3-2
再び始まった逃走劇は1つ前のそれと違って完全イージーモードだった。会わない、何にも。元凶はおろか点在していた雑魚にもまったく会わない。生徒にも出会わないのだから余計にメンタルを削る事も無い。いっそここには淡藤を含む3名しか存在しないのではないかと錯覚する程だ。
なので、一つの提案をしてみる。天乃に疲れている様子は見られないが、自分は全力疾走を何度も繰り返しくたくただ。少し休憩を所望したい。
「休憩?あ、じゃあ丁度教室に戻ってきたし中にいる?」
「うん。それに、天乃さん運が良いから。たぶん立ち止まってても何にも遭わない気がする」
「そう、思う・・・私も・・・」
思わぬ淡藤の援護により納得したのか、天乃が教室へ入っていく。それは奇しくもスタート地点である自分のクラスだった。何となく自分の席に腰掛ける。その隣は天乃の席ではないが、彼女は平気で他人の椅子に腰を下ろした。淡藤は周囲を一応警戒してはいるのか立ったままだ。

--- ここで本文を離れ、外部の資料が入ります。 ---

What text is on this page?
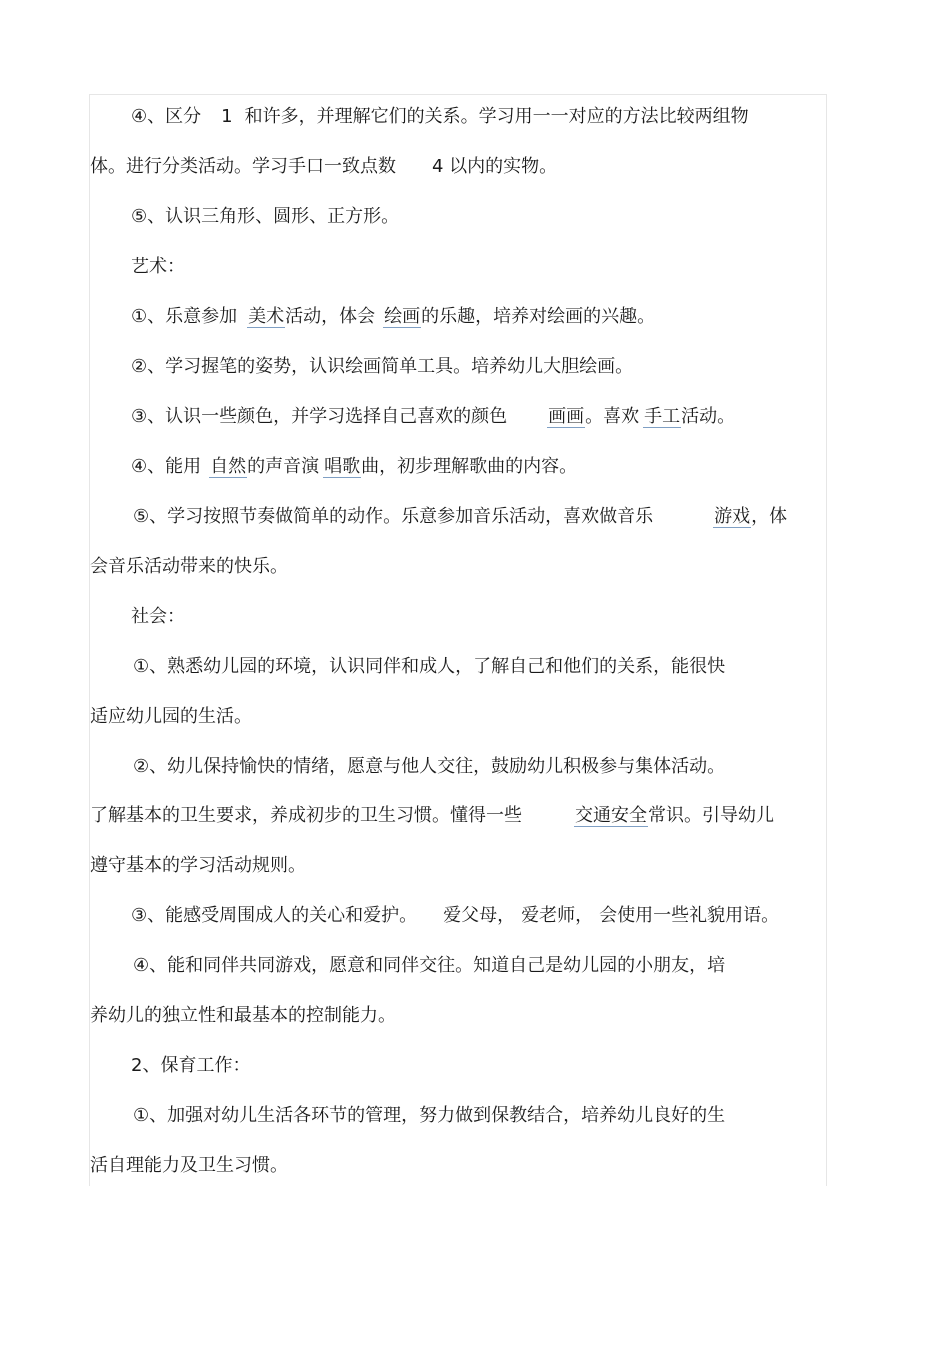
④、区分 1 和许多，并理解它们的关系。学习用一一对应的方法比较两组物
体。进行分类活动。学习手口一致点数 4 以内的实物。
⑤、认识三角形、圆形、正方形。
艺术：
①、乐意参加 美术活动，体会 绘画的乐趣，培养对绘画的兴趣。
②、学习握笔的姿势，认识绘画简单工具。培养幼儿大胆绘画。
③、认识一些颜色，并学习选择自己喜欢的颜色 画画。喜欢 手工活动。
④、能用 自然的声音演 唱歌曲，初步理解歌曲的内容。
⑤、学习按照节奏做简单的动作。乐意参加音乐活动，喜欢做音乐	游戏，体
会音乐活动带来的快乐。
社会：
①、熟悉幼儿园的环境，认识同伴和成人，了解自己和他们的关系，能很快
适应幼儿园的生活。
②、幼儿保持愉快的情绪，愿意与他人交往，鼓励幼儿积极参与集体活动。
了解基本的卫生要求，养成初步的卫生习惯。懂得一些	交通安全常识。引导幼儿
遵守基本的学习活动规则。
③、能感受周围成人的关心和爱护。 爱父母， 爱老师， 会使用一些礼貌用语。
④、能和同伴共同游戏，愿意和同伴交往。知道自己是幼儿园的小朋友，培
养幼儿的独立性和最基本的控制能力。
2、保育工作：
①、加强对幼儿生活各环节的管理，努力做到保教结合，培养幼儿良好的生
活自理能力及卫生习惯。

そう言えば、とふと思い出したように天乃が天井を見上げた。
「烏羽はどうしたの、神無ちゃん?異変には気付いてると思うし、一応は神無ちゃんが主人なんだから何か言ってきそうなもんだけど・・・。あ、圏外か」
スマートフォンを確認した天乃は首を横に振った。淡藤がそれに同意する。
「うん・・・。わざわざ、頼まれてもいないのに・・・あれがこの人を、助けに来るのは・・・考えにくい、と思う」
「電話ならあったよ。比叡くんの意見を尊重して、助けは丁重に断ったけれど」
圏外だよ、とおかしくなった人を見るような目でそう言われた。幻聴ではないし、勿論錯覚でもない。間違い無く家に一人しかいない男の声だった。
そんな神無の弁解を受けて天乃が酷く難しそうな顔をする。まだ信じられないとでも言うのだろうか。そんな彼女の心中を溢したのは彼女の隣に立っていた相棒、淡藤だ。
「ここへ、電話するには・・・2つ以上の、技能が・・・必要」
「え?」
「高度で繊細、そんな技術・・・。異界へ、接続して・・・一時的にだけど、電波を・・・繋げるのは・・・とても、とても、難しい、事・・・」
難しい事だ、そう述べる淡藤の真意は分からない。得体の知れない虚ろな瞳を覗き込む勇気は、自分には無かったからだ。